Mutations in two genes may be associated with one of the most deadly types of ovarian cancer, U.S. researchers have found.
In the study, researchers at the Johns Hopkins Kimmel Cancer Center looked for mutations in 18,000 protein-encoding genes in ovarian clear cell tumors from eight patients. The investigators found 268 mutations in 253 genes, with an average of 20 mutations per tumor.
Further investigation revealed that two genes — ARID1A and PPP2R1A — were more commonly mutated than other genes. ARID1A mutations were present in 57 percent of tumors while PPP2R1A mutations were present in 7.1 percent of tumors, according to the report published in the Sept. 8 online edition of Science Express.
ARID1A is a gene whose product normally suppresses tumors. PPP2R1A is a gene that, when altered, helps turn normal cells into tumor cells. The genes had not previously been linked to ovarian cancer, the researchers explained in a news release from the Johns Hopkins Kimmel Cancer Center.

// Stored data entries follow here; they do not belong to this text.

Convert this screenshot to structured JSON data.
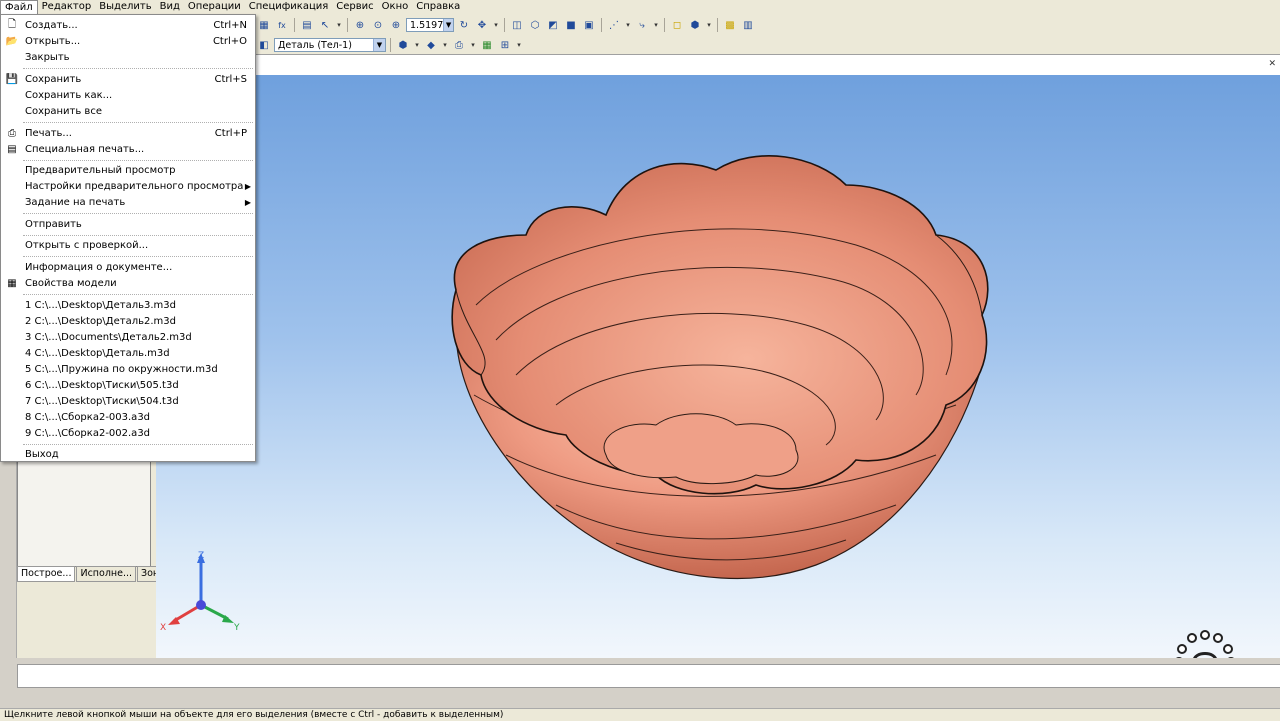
{
  "menubar": {
    "items": [
      "Файл",
      "Редактор",
      "Выделить",
      "Вид",
      "Операции",
      "Спецификация",
      "Сервис",
      "Окно",
      "Справка"
    ]
  },
  "toolbar": {
    "zoom_value": "1.5197",
    "part_combo": "Деталь (Тел-1)"
  },
  "file_menu": {
    "create": {
      "label": "Создать...",
      "shortcut": "Ctrl+N"
    },
    "open": {
      "label": "Открыть...",
      "shortcut": "Ctrl+O"
    },
    "close": {
      "label": "Закрыть"
    },
    "save": {
      "label": "Сохранить",
      "shortcut": "Ctrl+S"
    },
    "save_as": {
      "label": "Сохранить как..."
    },
    "save_all": {
      "label": "Сохранить все"
    },
    "print": {
      "label": "Печать...",
      "shortcut": "Ctrl+P"
    },
    "special_print": {
      "label": "Специальная печать..."
    },
    "preview": {
      "label": "Предварительный просмотр"
    },
    "preview_settings": {
      "label": "Настройки предварительного просмотра"
    },
    "print_job": {
      "label": "Задание на печать"
    },
    "send": {
      "label": "Отправить"
    },
    "open_check": {
      "label": "Открыть с проверкой..."
    },
    "doc_info": {
      "label": "Информация о документе..."
    },
    "model_props": {
      "label": "Свойства модели"
    },
    "recent": [
      "1 C:\\...\\Desktop\\Деталь3.m3d",
      "2 C:\\...\\Desktop\\Деталь2.m3d",
      "3 C:\\...\\Documents\\Деталь2.m3d",
      "4 C:\\...\\Desktop\\Деталь.m3d",
      "5 C:\\...\\Пружина по окружности.m3d",
      "6 C:\\...\\Desktop\\Тиски\\505.t3d",
      "7 C:\\...\\Desktop\\Тиски\\504.t3d",
      "8 C:\\...\\Сборка2-003.a3d",
      "9 C:\\...\\Сборка2-002.a3d"
    ],
    "exit": {
      "label": "Выход"
    }
  },
  "left_panel": {
    "tabs": [
      "Построе...",
      "Исполне...",
      "Зоны"
    ]
  },
  "axes": {
    "x": "X",
    "y": "Y",
    "z": "Z"
  },
  "status_text": "Щелкните левой кнопкой мыши на объекте для его выделения (вместе с Ctrl - добавить к выделенным)",
  "colors": {
    "model": "#e8907a",
    "background_top": "#6fa0dd",
    "background_bottom": "#f2f7fc"
  }
}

The findings “may provide opportunities for developing new biomarkers and therapies that target those genes,” Nickolas Papadopoulos, associate professor of oncology and director of Translational Genetics at the Ludwig Center for Cancer Genetics & Therapeutics at the cancer center, said in the news release.
Ovarian clear cell carcinoma, which accounts for about 10 percent of cancers that start in cells on the surface of the ovaries, mainly affects women aged 40 to 80 and is resistant to chemotherapy, according to background information in the news release.